Ioan grunted. The message was simplex, thank goodness. One way. No interaction required.
"My name is Dear, Also, The Tree That Was Felled — or just Dear — and I am a member of the Ode clade. I am an artist–" The word seemed to come with a tone of distaste. "–and...performer. I am not just telling you this to, ah, toot my own horn, I believe the phrase is, but to underline the fact that I am woefully unprepared for the situation at hand."
The fox smiled, looking tired, and continued. "I need some help finding someone. Someone that does not want to be found. It is personally important, but also potentially damaging to the image of our entire clade."
Ioan furrowed eir brow.
"This person has information, a name, that they have supposedly shared. We — the other members of my clade and myself — do not precisely know if they actually did, unfortunately, we just have word from some perisystem notification that someone said the Name." Ioan could hear the capital letter.
"I am sorry, I am getting sidetracked by details." The fox shook its head, ears flopping from side to side. "I try to be prepared for conversations and messages like this, but I am a little worked up. Excited, I guess. Can we meet?" It listed an address. "Even if only to talk. Even if you are not interested, I would still like to meet you. You seem neat."
The message ended.
Ioan lay in bed, thinking. It was still an hour before ey had to get up, and ey was loath to start the day before ey had to. Ey tried eir best to sleep for another ten minutes, at least, but eir mind kept slipping back to Dear's request.
Why me? ey asked the backs of eir closed eyelids. Why hire a writer who fancies emself a historian as...what, a private investigator?
Ey spent a few minutes researching the public basics on Dear. Pronouns (it/its), species (fennec fox), age (old — the Ode clade was an early adopter), some of its art. Really out there stuff. No further hints as to why it would need em in particular. Something on the markets piqued its interest, perhaps?
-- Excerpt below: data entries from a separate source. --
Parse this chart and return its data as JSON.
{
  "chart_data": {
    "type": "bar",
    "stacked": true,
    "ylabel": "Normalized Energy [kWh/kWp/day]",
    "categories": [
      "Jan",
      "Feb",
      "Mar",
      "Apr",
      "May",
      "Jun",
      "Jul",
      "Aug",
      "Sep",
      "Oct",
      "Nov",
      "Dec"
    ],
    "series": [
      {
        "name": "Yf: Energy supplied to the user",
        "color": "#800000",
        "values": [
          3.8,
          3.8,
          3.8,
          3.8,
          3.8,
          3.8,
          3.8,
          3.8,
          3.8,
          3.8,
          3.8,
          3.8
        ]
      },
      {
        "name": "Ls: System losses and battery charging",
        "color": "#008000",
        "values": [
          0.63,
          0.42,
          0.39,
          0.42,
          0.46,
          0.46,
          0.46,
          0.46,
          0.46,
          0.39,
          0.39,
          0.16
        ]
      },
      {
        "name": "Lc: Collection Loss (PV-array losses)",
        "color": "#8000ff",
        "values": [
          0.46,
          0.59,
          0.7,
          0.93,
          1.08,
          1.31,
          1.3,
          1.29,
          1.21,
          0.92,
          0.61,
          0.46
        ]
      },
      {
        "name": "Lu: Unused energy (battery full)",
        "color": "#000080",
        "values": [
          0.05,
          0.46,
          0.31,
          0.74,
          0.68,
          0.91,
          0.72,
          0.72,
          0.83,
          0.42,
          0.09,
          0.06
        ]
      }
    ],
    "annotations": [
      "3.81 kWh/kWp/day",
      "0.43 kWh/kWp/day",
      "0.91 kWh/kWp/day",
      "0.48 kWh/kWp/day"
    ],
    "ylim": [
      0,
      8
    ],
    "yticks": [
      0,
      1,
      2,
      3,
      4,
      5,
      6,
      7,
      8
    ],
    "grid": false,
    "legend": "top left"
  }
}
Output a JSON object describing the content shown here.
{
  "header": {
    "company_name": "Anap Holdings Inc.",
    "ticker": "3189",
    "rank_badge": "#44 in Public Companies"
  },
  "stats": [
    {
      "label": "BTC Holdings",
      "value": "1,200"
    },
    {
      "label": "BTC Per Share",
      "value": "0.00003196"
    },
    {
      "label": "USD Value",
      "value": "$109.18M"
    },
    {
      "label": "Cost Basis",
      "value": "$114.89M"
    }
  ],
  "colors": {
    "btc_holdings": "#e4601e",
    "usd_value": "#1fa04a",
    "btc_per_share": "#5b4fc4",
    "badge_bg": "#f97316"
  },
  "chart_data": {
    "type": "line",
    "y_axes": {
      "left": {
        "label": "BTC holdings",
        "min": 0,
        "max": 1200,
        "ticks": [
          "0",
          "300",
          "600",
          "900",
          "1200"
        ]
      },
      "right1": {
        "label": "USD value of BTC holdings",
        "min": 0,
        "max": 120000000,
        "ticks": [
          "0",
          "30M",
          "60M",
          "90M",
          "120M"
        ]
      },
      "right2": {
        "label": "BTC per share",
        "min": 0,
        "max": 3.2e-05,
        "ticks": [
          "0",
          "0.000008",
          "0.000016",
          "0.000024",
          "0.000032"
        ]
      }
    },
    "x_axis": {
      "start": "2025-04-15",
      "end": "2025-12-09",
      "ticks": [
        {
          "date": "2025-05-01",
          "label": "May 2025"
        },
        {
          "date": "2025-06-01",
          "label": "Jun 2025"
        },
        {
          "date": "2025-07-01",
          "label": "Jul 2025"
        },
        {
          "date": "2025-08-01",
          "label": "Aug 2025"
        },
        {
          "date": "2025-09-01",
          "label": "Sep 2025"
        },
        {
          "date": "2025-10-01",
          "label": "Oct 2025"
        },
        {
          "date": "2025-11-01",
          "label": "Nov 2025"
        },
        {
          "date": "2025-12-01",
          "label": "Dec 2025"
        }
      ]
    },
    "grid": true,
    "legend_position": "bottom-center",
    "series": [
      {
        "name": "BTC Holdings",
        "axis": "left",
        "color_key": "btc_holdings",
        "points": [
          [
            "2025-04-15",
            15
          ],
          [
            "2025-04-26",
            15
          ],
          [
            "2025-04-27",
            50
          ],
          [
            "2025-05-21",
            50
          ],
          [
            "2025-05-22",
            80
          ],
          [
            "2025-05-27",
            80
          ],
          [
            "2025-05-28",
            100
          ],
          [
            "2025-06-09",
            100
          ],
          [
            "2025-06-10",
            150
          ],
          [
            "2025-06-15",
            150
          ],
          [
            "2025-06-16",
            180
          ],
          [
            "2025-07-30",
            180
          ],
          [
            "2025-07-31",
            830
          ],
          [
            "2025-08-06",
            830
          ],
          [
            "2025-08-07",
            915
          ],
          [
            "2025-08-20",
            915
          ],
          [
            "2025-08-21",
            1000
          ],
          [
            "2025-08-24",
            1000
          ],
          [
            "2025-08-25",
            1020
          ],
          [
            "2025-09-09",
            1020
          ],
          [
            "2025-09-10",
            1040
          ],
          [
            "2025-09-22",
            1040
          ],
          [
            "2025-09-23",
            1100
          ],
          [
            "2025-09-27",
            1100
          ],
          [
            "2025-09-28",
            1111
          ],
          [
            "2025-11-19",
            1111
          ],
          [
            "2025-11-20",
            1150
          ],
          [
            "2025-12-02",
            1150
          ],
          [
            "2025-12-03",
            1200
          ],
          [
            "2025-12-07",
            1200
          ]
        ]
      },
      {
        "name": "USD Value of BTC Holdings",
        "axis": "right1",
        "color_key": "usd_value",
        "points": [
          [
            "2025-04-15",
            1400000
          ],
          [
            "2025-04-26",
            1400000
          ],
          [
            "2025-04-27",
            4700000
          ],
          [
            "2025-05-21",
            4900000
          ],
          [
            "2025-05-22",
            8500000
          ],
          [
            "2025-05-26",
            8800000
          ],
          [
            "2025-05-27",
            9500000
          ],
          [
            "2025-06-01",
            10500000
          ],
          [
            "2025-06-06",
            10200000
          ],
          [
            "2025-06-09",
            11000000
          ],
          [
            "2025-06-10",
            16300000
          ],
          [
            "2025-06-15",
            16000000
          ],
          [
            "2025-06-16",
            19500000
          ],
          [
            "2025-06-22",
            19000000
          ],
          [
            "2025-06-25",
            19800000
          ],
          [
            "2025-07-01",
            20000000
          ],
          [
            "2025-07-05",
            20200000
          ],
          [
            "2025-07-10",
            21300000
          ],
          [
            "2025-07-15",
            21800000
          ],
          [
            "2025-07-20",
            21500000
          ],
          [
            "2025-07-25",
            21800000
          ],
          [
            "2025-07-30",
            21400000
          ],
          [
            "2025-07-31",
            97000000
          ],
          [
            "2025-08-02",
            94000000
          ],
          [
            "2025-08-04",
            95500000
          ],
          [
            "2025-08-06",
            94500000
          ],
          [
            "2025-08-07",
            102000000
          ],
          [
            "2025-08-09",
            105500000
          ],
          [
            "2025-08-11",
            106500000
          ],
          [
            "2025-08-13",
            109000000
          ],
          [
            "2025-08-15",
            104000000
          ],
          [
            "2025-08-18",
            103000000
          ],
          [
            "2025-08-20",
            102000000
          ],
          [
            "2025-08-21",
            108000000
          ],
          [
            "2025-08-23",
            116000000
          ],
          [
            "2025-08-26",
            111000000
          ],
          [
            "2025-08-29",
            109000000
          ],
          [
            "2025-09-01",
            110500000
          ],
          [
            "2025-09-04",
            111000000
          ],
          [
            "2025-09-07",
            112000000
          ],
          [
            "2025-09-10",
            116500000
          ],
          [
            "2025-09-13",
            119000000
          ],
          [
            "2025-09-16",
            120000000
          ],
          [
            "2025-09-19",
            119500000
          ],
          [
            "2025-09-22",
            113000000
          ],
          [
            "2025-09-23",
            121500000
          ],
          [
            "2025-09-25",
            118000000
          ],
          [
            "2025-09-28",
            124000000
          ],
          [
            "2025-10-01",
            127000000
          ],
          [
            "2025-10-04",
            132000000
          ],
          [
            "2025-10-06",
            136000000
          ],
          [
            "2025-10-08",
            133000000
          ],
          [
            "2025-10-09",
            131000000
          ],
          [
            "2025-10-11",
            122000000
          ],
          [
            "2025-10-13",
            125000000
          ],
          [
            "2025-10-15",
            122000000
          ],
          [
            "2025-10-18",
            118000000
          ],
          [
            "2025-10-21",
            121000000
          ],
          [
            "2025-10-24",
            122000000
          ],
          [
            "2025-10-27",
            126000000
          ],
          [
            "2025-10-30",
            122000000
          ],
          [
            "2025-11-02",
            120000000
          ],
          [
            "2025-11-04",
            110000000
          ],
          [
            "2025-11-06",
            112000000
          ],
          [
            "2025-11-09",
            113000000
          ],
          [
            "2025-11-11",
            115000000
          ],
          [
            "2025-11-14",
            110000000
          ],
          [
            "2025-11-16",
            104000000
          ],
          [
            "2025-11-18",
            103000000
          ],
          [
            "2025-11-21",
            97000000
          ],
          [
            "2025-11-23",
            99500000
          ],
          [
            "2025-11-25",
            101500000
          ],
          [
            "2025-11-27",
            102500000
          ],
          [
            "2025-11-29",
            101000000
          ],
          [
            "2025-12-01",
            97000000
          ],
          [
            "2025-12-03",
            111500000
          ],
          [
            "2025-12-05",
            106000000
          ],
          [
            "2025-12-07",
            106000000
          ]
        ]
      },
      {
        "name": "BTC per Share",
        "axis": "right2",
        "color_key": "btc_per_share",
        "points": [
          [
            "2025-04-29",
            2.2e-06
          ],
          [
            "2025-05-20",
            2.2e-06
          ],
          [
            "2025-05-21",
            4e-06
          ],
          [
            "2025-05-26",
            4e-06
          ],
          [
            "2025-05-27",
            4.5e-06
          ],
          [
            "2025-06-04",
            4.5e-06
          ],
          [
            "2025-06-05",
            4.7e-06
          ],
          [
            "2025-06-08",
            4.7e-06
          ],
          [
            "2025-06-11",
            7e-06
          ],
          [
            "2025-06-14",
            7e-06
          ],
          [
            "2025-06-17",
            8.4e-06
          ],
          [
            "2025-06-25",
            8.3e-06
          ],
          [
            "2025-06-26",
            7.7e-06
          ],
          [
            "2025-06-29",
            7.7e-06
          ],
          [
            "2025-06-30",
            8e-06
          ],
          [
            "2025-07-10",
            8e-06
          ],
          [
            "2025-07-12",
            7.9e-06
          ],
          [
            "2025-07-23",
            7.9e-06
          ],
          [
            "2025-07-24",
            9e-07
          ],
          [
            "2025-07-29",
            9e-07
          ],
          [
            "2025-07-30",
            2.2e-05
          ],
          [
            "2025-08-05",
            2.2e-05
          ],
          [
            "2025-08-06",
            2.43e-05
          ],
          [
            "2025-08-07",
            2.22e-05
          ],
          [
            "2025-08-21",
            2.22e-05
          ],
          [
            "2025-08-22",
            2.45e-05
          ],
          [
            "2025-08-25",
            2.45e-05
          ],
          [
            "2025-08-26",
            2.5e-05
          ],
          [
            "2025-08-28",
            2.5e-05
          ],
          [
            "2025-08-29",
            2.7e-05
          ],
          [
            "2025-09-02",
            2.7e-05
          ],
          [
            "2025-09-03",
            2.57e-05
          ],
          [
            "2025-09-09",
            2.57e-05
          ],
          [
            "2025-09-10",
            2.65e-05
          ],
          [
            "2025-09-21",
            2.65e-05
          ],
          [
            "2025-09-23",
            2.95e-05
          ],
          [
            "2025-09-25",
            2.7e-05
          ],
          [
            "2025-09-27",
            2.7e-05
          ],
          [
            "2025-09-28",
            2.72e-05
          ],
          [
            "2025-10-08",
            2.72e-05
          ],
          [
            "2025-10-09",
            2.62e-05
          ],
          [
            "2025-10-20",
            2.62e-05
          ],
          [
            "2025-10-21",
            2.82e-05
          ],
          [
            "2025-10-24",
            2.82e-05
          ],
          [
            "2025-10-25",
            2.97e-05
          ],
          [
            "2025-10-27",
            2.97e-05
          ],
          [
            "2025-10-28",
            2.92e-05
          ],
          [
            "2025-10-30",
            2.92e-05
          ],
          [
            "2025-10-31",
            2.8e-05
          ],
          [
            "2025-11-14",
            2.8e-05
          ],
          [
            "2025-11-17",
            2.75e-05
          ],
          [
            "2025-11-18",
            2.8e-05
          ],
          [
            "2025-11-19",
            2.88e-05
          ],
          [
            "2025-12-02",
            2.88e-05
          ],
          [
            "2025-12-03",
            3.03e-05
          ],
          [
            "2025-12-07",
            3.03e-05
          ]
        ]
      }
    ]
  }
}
With still a half hour before eir alarm, Ioan stretched out of bed. The least ey could do was get a shower and some coffee. If there were any reason that the founders of the system had included full sensoria in the works it must have been for those.
Those done and clothes donned — ey knew ey could never out-natty the fox, so the usual faux-academia garb it was — ey penned Dear a short note with a time. If it was day in that sim, or even late afternoon, it should get the note before dinner or bed.
Besides, ey thought. Maybe it will get the fox to stop using sensorium messages.
No luck. Less than thirty seconds later, Ioan received a sensorium ping of acknowledgment, a shiver up eir spine for eir trouble.
Ey forked and sent the copy of emself, #c1494bf, out to the meeting. Meanwhile, ey'd get some food, perhaps work on eir current project.